E, juntando o gesto à palavra, eis que acabam de dar à estampa uma… “Konstituison di Repúblika di Kaboverdi”! Mais uma brincadeira dos “alupecadores” que, com esta tradução, tentam impingir crioulo de Santiago por “língua kabuverdianu”! Ora, essa “Konstituison” é inconstitucional, e explico porquê:

A Constituição da República, no seu artigo 9°, estipula: “O Estado promove as condições para a oficialização da língua materna cabo-verdiana, em paridade com a língua portuguesa” – certo, mas a Constituição não diz que o crioulo de Santiago (ou de outra ilha) é “língua kabuverdianu”. (E nenhum político, nenhum jurista ou constitucionalista, viu isto, foi preciso um simples jornalista, diplomata jubilado, para vir lançar esta pedrada no charco!)

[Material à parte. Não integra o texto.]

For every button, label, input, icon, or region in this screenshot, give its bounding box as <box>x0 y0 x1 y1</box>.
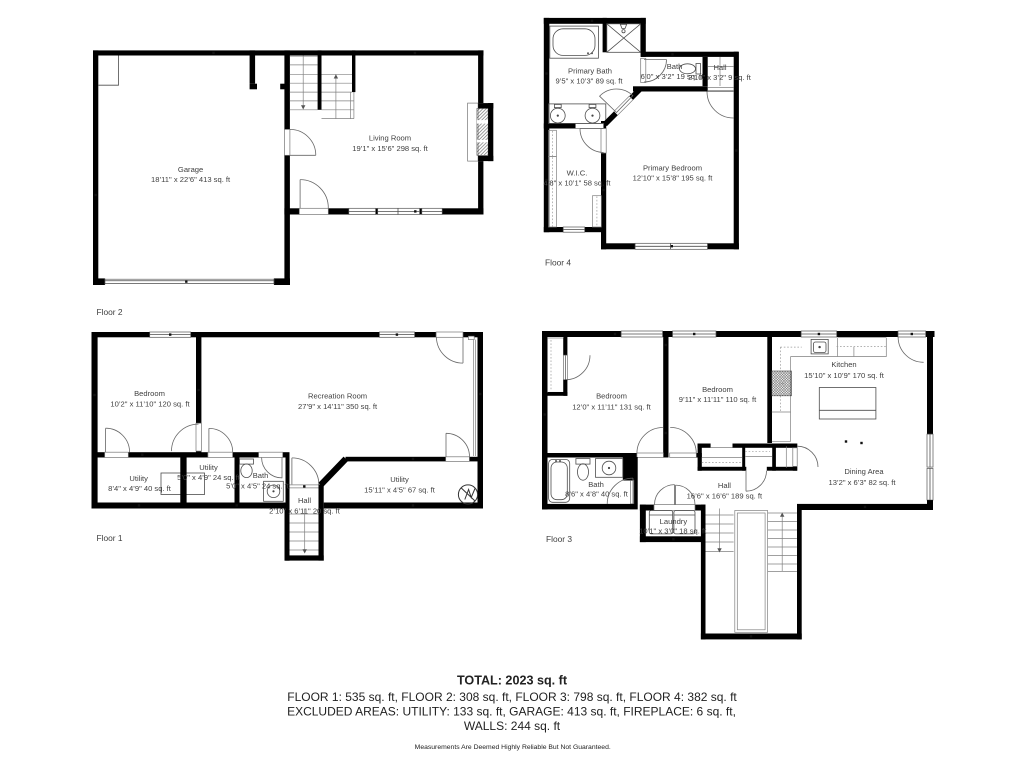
svg-text:Floor 3: Floor 3 <box>546 534 572 544</box>
svg-text:Measurements Are Deemed Highly: Measurements Are Deemed Highly Reliable … <box>415 744 611 751</box>
svg-text:Hall: Hall <box>718 481 731 490</box>
svg-text:TOTAL: 2023 sq. ft: TOTAL: 2023 sq. ft <box>457 674 568 688</box>
svg-text:Dining Area: Dining Area <box>844 467 884 476</box>
svg-text:Living Room: Living Room <box>369 134 411 143</box>
svg-text:9’11" x 11’11" 110 sq. ft: 9’11" x 11’11" 110 sq. ft <box>679 395 757 404</box>
svg-text:15’11" x 4’5" 67 sq. ft: 15’11" x 4’5" 67 sq. ft <box>364 486 436 495</box>
svg-text:9’5" x 10’3" 89 sq. ft: 9’5" x 10’3" 89 sq. ft <box>555 77 623 86</box>
svg-text:Bedroom: Bedroom <box>702 385 733 394</box>
svg-text:19’1" x 15’6" 298 sq. ft: 19’1" x 15’6" 298 sq. ft <box>352 144 428 153</box>
svg-text:8’4" x 4’9" 40 sq. ft: 8’4" x 4’9" 40 sq. ft <box>108 484 172 493</box>
svg-text:10’2" x 11’10" 120 sq. ft: 10’2" x 11’10" 120 sq. ft <box>110 400 190 409</box>
svg-text:Primary Bedroom: Primary Bedroom <box>643 164 702 173</box>
svg-text:W.I.C.: W.I.C. <box>567 168 588 177</box>
svg-text:Bedroom: Bedroom <box>134 389 165 398</box>
svg-text:Primary Bath: Primary Bath <box>568 67 612 76</box>
svg-text:EXCLUDED AREAS: UTILITY: 133 s: EXCLUDED AREAS: UTILITY: 133 sq. ft, GAR… <box>287 704 736 718</box>
svg-text:Bath: Bath <box>588 480 604 489</box>
svg-text:12’10" x 15’8" 195 sq. ft: 12’10" x 15’8" 195 sq. ft <box>633 174 714 183</box>
svg-text:Laundry: Laundry <box>660 517 688 526</box>
svg-text:Hall: Hall <box>713 63 726 72</box>
svg-text:Utility: Utility <box>199 463 218 472</box>
svg-text:Bedroom: Bedroom <box>596 392 627 401</box>
svg-text:Bath: Bath <box>253 471 269 480</box>
svg-text:13’2" x 6’3" 82 sq. ft: 13’2" x 6’3" 82 sq. ft <box>828 478 896 487</box>
svg-text:Floor 1: Floor 1 <box>97 533 123 543</box>
svg-text:15’10" x 10’9" 170 sq. ft: 15’10" x 10’9" 170 sq. ft <box>804 371 885 380</box>
svg-text:18’11" x 22’6" 413 sq. ft: 18’11" x 22’6" 413 sq. ft <box>151 175 231 184</box>
svg-text:10’1" x 3’0" 18 sq. ft: 10’1" x 3’0" 18 sq. ft <box>639 526 707 535</box>
svg-text:2’10" x 3’2" 9 sq. ft: 2’10" x 3’2" 9 sq. ft <box>688 73 752 82</box>
svg-text:5’0" x 4’5" 24 sq. ft: 5’0" x 4’5" 24 sq. ft <box>226 482 290 491</box>
svg-text:Floor 2: Floor 2 <box>97 307 123 317</box>
svg-text:FLOOR 1: 535 sq. ft, FLOOR 2:: FLOOR 1: 535 sq. ft, FLOOR 2: 308 sq. ft… <box>287 690 737 704</box>
svg-text:Kitchen: Kitchen <box>831 360 856 369</box>
svg-text:Hall: Hall <box>298 496 311 505</box>
svg-text:27’9" x 14’11" 350 sq. ft: 27’9" x 14’11" 350 sq. ft <box>298 402 378 411</box>
svg-text:Garage: Garage <box>178 165 203 174</box>
svg-text:Recreation Room: Recreation Room <box>308 392 367 401</box>
svg-text:WALLS: 244 sq. ft: WALLS: 244 sq. ft <box>464 719 561 733</box>
svg-text:16’6" x 16’6" 189 sq. ft: 16’6" x 16’6" 189 sq. ft <box>687 492 763 501</box>
svg-text:Utility: Utility <box>390 475 409 484</box>
svg-text:Floor 4: Floor 4 <box>545 257 571 267</box>
svg-text:4’8" x 10’1" 58 sq. ft: 4’8" x 10’1" 58 sq. ft <box>543 178 611 187</box>
svg-text:8’6" x 4’8" 40 sq. ft: 8’6" x 4’8" 40 sq. ft <box>565 490 629 499</box>
svg-text:12’0" x 11’11" 131 sq. ft: 12’0" x 11’11" 131 sq. ft <box>572 403 651 412</box>
svg-text:Bath: Bath <box>667 62 683 71</box>
svg-text:Utility: Utility <box>129 474 148 483</box>
svg-text:2’10" x 6’11" 20 sq. ft: 2’10" x 6’11" 20 sq. ft <box>269 507 341 516</box>
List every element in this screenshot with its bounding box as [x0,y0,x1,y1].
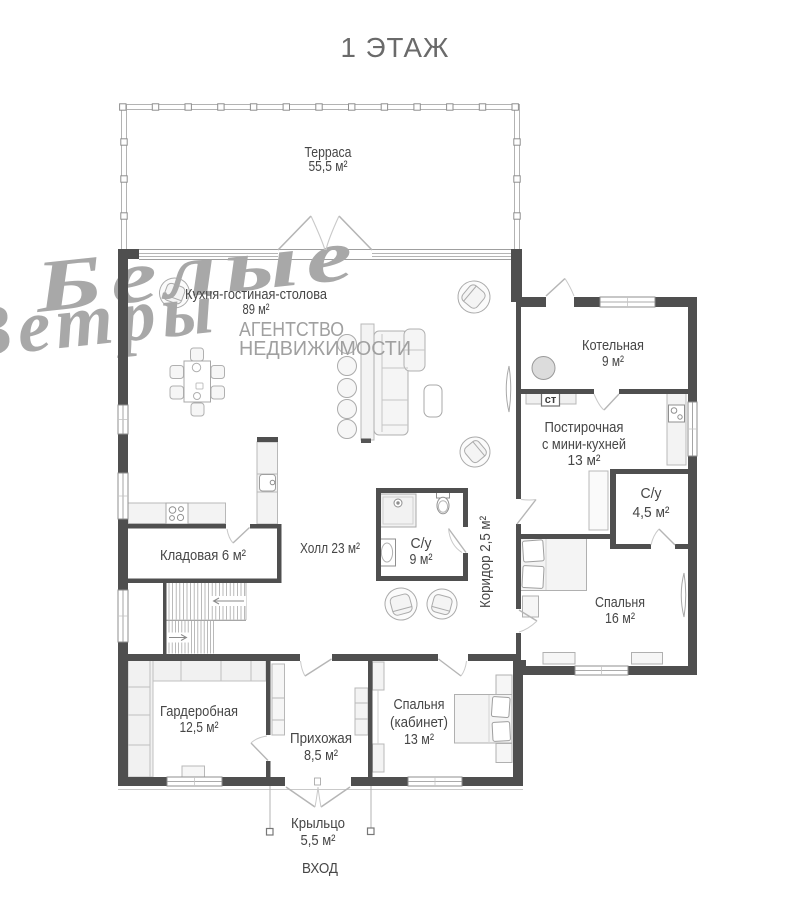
svg-text:Кладовая 6 м²: Кладовая 6 м² [160,547,246,564]
svg-text:1 ЭТАЖ: 1 ЭТАЖ [341,32,450,63]
svg-text:Гардеробная: Гардеробная [160,703,238,720]
svg-text:Прихожая: Прихожая [290,730,352,747]
svg-text:(кабинет): (кабинет) [390,714,448,731]
svg-text:НЕДВИЖИМОСТИ: НЕДВИЖИМОСТИ [239,338,411,360]
svg-text:ВХОД: ВХОД [302,860,338,877]
svg-text:13 м²: 13 м² [568,452,601,469]
svg-text:С/у: С/у [411,535,432,552]
svg-text:Крыльцо: Крыльцо [291,815,345,832]
svg-text:Спальня: Спальня [595,594,645,611]
svg-text:9 м²: 9 м² [410,551,433,568]
svg-text:ст: ст [545,394,557,406]
svg-text:С/у: С/у [641,485,662,502]
svg-text:5,5 м²: 5,5 м² [301,832,336,849]
svg-text:12,5 м²: 12,5 м² [180,719,219,736]
svg-text:4,5 м²: 4,5 м² [633,504,670,521]
svg-text:9 м²: 9 м² [602,353,624,370]
svg-text:с мини-кухней: с мини-кухней [542,436,626,453]
svg-text:89 м²: 89 м² [243,301,270,318]
svg-text:Постирочная: Постирочная [545,419,624,436]
svg-text:Холл 23 м²: Холл 23 м² [300,540,360,557]
svg-text:13 м²: 13 м² [404,731,434,748]
svg-text:8,5 м²: 8,5 м² [304,747,338,764]
svg-text:Котельная: Котельная [582,337,644,354]
svg-text:Коридор 2,5 м²: Коридор 2,5 м² [477,516,494,608]
svg-text:Спальня: Спальня [394,696,445,713]
svg-text:16 м²: 16 м² [605,610,635,627]
svg-text:55,5 м²: 55,5 м² [309,158,348,175]
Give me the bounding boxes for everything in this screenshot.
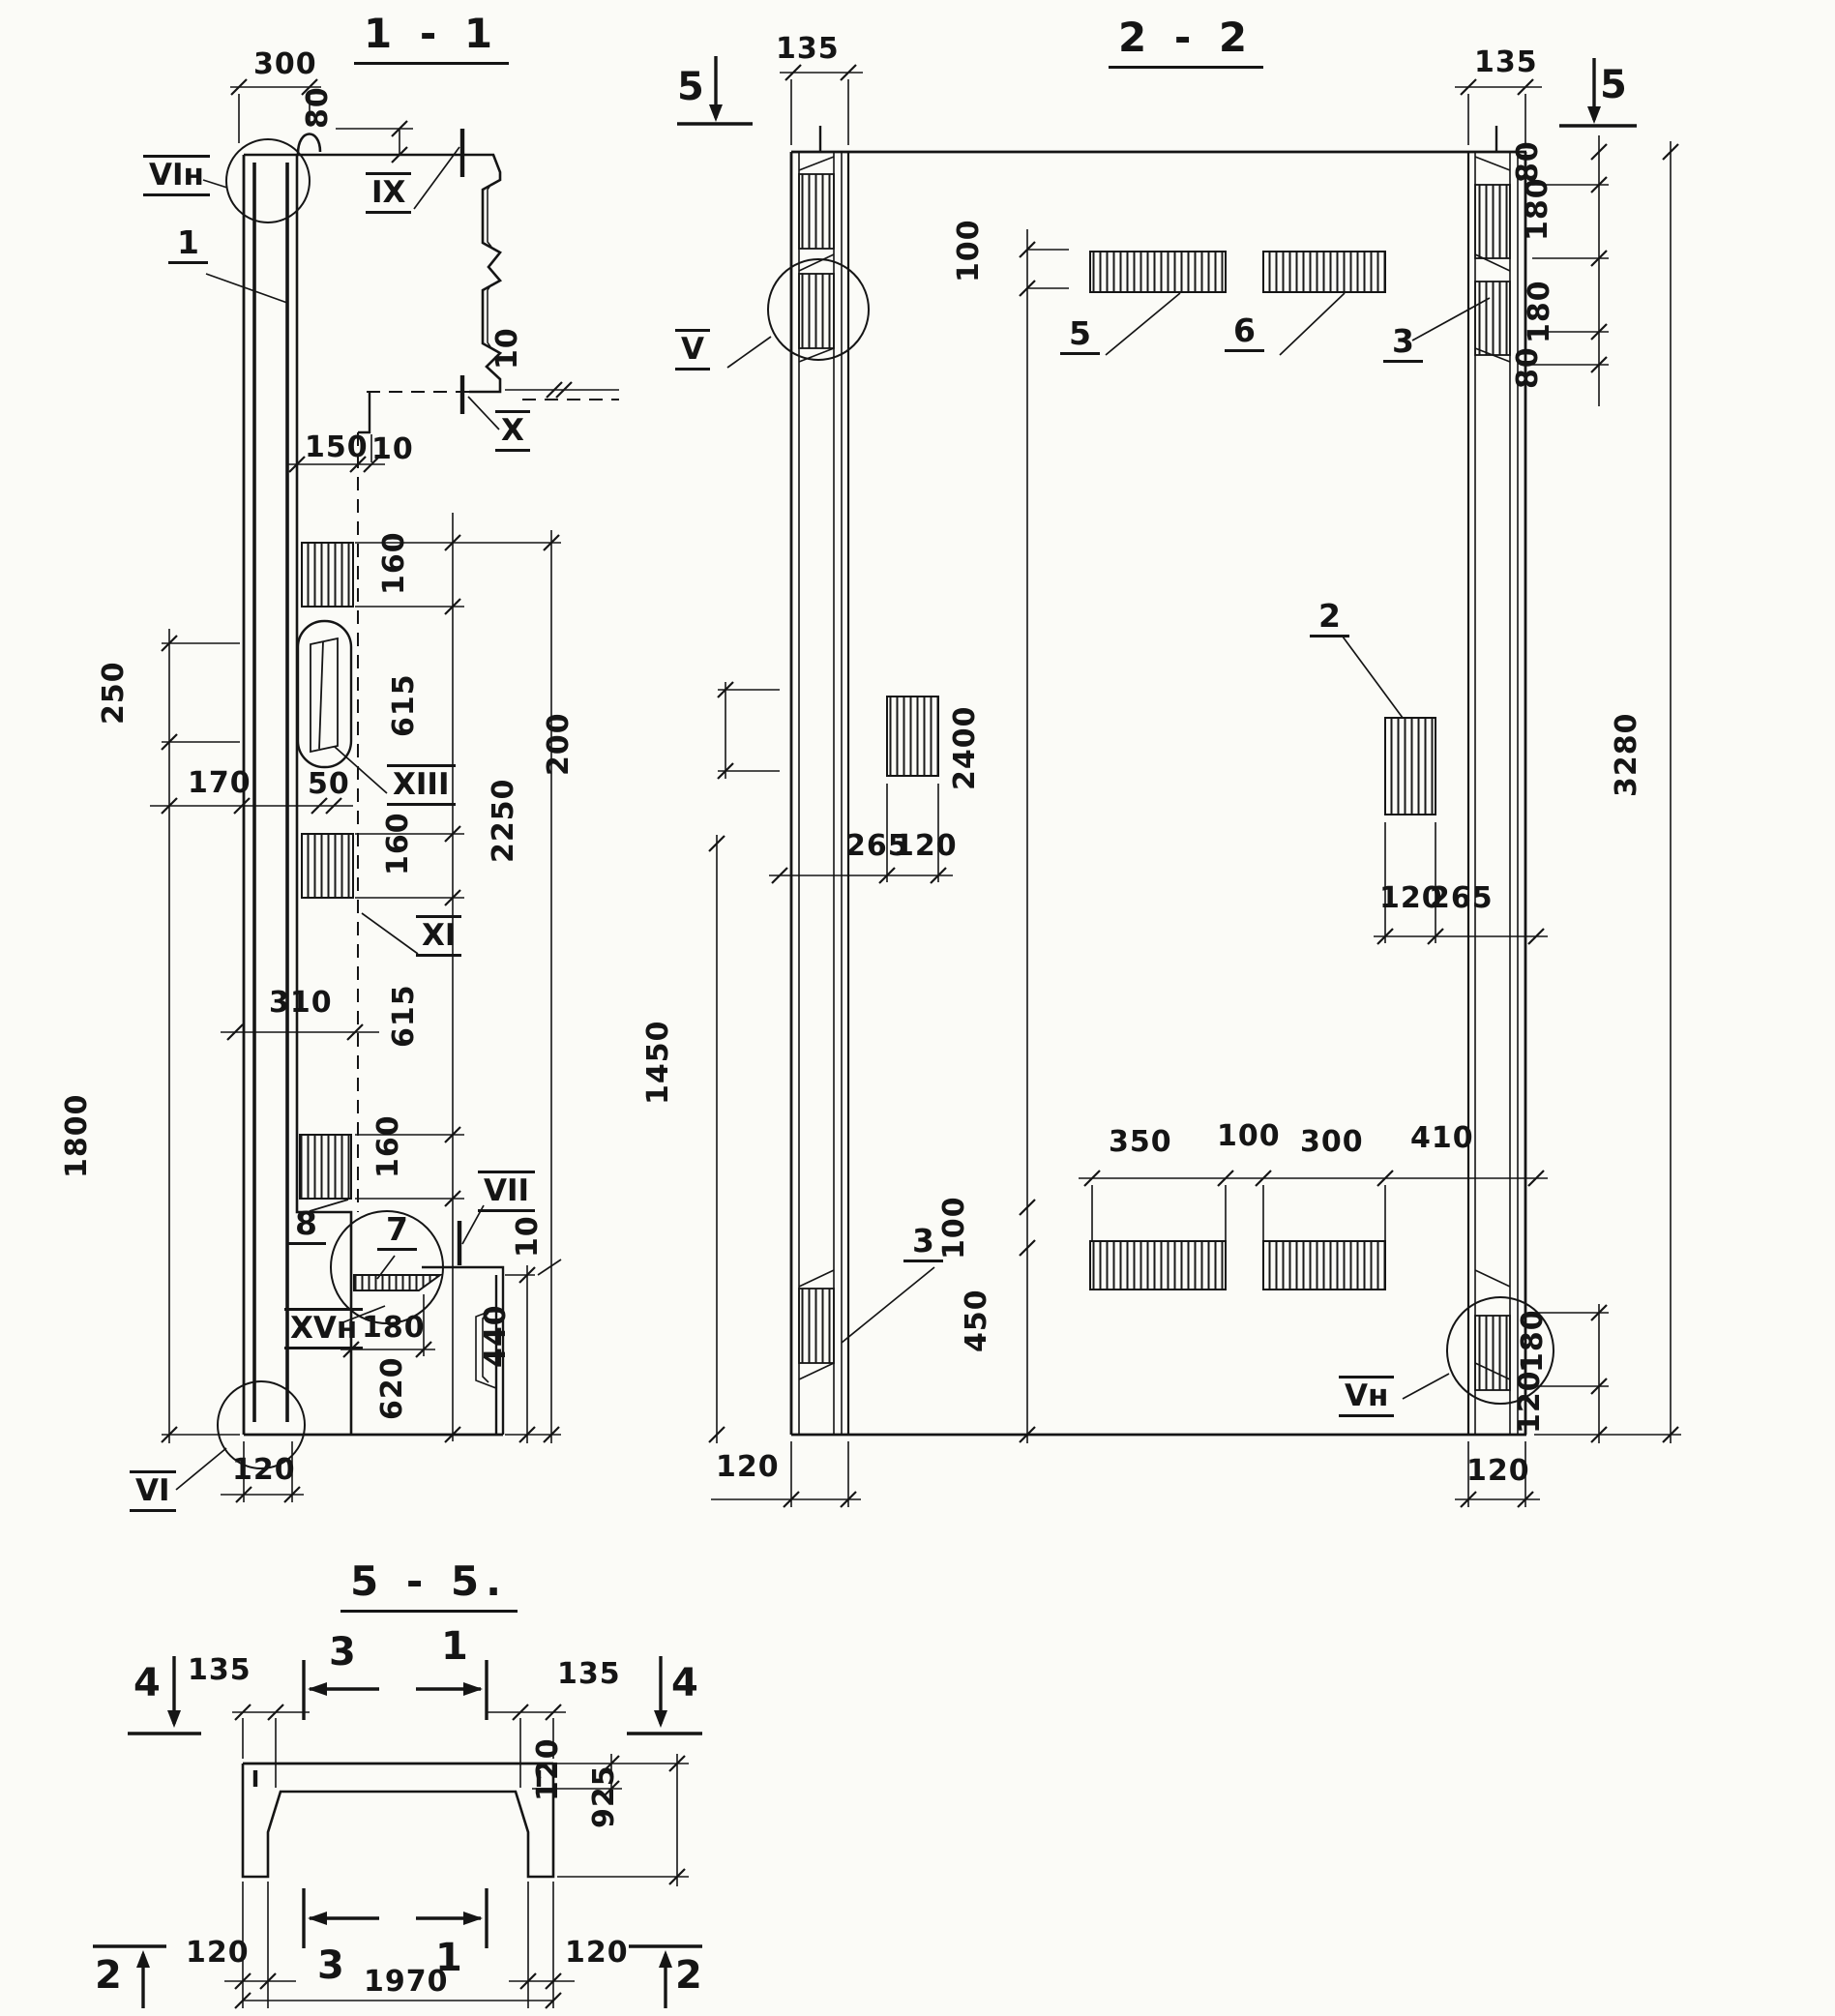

O mesmo é dizer que: 1) Fazer passar o crioulo de Santiago (ou de outra ilha) por “Língua Kabuverdianu” é um ardil político e uma impostura intelectual; 2) Qualquer tentativa de se oficializar o crioulo de uma ilha como “Língua Kabuverdianu” é um atropelo à Constituição; 3) É um desrespeito pela diversidade linguística das ilhas; 4) divide os caboverdeanos e exclui os filhos da dáspora.

“Sob o alto patrocínio do Presidente da República”!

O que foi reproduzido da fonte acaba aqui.